Environment variables must be set for any processes that require them, such as accessing databases or external APIs which require tokens. To set these create a file called .env in the datalab-tools directory. An example .env file is given below.

DB_HOST=123.11.1.00
DB_USER=myuser
DB_PASSWORD=<...>
PL_API_KEY=<...>

From November 2025 we no longer require the DB_NAME=postgres parameter as this is handled automatically based on the user name.

This file sets the configuration required to access the Aershed database and the Planet API. Other services require additional parameters, add these as required.

All programs take a Config object. This object contains configuration sourced from the supplied YAML configuration file, additional command line arguments or environment variables.

Each run is defined by a configuration file. This file controls what programs run and the configuration that is passed into them. One configuration file can be used to drive several programs, or multiple runs of the same program with different configuration.

yaml
config:
  base_output_dir: "data/example/"

example_program:
  - output_folder: "first-test"
    column_name: "test 1"
  - output_folder: "second-test"
    column_name: "test 2"

This configuration file runs the example_program program twice with different parameters for the output_folder and column_name. The output_folder should be specified for all programs where there will be file output, if left blank it will use a default value which is then concatenated with the base_output_dir specified at the top of the file.

The configuration file allows us to define multiple individual jobs to be run in series. The first block (with key config) defines global parameters for all jobs. Each key after this must be the name of a program in programs.py. Below each of these keys there must be an array with at least one element, and within that array are the parameters specific to that job. This enables us to run multiple jobs using the same program in a row, each with different parameters. This is particularly useful for processing many different raw files.

Parameters not specified in the configuration file can also be provided in the command line arguments. However, these must also be defined in arguments.py in order to be recognised.

Tests

To run all tests using the command

./scripts/run-tests.sh

To run a specific test add an additional argument

./scripts/run-tests.sh tests/test_timezone_finder.py::test_timezone_finder_daylight_savings

Development

The devcontainer is not actively maintained right now. Due to issues with excessive memory use on the EC2 instance I now develop outside the container and run all tasks via docker compose.

For development we have a Visual Studio Code devcontainer setup. You can use the following command to start the devcontainer.

Once inside the dev container you can install the package in development mode to make it easy to test changes.
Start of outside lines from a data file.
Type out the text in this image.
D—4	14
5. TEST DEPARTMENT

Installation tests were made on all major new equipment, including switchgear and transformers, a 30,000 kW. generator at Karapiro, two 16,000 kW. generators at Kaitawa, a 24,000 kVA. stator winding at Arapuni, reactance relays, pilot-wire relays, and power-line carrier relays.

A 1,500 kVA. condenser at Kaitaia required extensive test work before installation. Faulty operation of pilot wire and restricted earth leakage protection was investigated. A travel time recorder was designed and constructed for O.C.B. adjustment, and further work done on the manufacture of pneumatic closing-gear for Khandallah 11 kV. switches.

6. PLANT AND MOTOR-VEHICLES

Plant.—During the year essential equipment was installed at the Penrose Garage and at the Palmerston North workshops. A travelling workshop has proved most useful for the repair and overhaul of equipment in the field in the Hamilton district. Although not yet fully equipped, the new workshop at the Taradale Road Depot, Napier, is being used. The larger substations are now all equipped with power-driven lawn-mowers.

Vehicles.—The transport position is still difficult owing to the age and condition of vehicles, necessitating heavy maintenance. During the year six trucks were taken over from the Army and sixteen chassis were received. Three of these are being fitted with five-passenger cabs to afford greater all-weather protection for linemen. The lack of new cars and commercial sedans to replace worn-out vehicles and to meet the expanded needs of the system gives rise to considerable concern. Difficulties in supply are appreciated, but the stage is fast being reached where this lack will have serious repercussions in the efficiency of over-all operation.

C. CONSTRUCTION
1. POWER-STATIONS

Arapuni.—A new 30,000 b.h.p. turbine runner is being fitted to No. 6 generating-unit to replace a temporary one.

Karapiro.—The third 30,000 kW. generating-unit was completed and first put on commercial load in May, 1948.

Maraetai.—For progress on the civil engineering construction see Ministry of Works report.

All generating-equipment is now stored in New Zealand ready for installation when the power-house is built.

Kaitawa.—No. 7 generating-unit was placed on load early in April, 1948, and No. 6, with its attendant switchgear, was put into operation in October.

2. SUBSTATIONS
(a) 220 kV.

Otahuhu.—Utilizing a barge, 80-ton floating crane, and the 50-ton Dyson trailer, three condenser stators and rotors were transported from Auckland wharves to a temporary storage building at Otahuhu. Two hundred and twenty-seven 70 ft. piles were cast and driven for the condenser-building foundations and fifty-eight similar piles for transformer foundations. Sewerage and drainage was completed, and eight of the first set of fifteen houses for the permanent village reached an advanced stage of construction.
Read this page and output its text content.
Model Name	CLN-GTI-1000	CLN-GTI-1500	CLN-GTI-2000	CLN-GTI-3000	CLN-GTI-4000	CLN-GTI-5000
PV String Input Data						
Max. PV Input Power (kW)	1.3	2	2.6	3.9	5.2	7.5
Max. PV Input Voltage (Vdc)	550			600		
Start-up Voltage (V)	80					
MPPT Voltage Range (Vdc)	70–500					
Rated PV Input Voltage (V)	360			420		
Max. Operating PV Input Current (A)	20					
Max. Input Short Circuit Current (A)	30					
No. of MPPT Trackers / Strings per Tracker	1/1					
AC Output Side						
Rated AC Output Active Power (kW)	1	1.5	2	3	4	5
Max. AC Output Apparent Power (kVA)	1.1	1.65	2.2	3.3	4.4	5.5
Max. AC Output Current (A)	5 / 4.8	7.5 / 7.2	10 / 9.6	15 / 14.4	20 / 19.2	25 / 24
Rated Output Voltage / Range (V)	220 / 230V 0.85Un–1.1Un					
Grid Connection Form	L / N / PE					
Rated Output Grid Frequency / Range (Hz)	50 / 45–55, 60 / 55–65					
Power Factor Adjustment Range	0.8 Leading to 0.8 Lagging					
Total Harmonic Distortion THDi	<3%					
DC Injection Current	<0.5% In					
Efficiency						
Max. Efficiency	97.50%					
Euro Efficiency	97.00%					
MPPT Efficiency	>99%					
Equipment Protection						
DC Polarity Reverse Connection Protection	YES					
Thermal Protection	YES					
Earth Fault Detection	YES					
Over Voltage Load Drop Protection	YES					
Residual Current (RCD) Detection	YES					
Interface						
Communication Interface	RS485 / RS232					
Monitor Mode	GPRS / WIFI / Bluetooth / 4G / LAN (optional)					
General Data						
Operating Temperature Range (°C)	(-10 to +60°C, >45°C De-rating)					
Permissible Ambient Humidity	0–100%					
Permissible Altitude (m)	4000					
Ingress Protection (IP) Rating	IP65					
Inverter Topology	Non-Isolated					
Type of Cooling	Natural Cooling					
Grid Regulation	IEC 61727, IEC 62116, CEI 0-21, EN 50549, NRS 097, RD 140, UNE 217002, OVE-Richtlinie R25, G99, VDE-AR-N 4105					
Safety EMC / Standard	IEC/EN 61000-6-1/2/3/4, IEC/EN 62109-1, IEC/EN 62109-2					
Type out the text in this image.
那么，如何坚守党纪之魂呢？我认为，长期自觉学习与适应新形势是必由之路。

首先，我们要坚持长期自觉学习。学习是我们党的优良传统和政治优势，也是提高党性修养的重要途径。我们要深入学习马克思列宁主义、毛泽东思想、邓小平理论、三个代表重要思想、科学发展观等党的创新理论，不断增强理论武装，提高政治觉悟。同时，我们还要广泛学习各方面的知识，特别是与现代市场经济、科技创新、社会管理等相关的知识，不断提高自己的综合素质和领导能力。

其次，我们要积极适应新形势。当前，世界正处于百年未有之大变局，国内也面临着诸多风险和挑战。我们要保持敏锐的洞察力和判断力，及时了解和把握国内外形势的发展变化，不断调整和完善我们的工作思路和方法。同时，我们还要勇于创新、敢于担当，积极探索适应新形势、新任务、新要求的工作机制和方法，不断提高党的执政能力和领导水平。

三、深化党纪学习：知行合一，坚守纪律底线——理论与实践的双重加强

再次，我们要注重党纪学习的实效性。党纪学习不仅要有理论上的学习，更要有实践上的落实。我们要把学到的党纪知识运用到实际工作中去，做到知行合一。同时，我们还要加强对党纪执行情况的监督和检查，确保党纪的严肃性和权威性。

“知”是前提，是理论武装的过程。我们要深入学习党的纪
For this use the following command

pip install -e .

If there are any issues are installation try installing the dependencies using the following command

pip install -r requirements.txt
pip install pytest

We also need to install the latex packages (used for fonts on figures) which require an update from the base container, this needs to be fixed properly but for now simply run the following to get this installed

apt-get update
apt-get install -y latexmk dvipng texlive-latex-extra texlive-fonts-recommended cm-super

Tests can be run using the command

pytest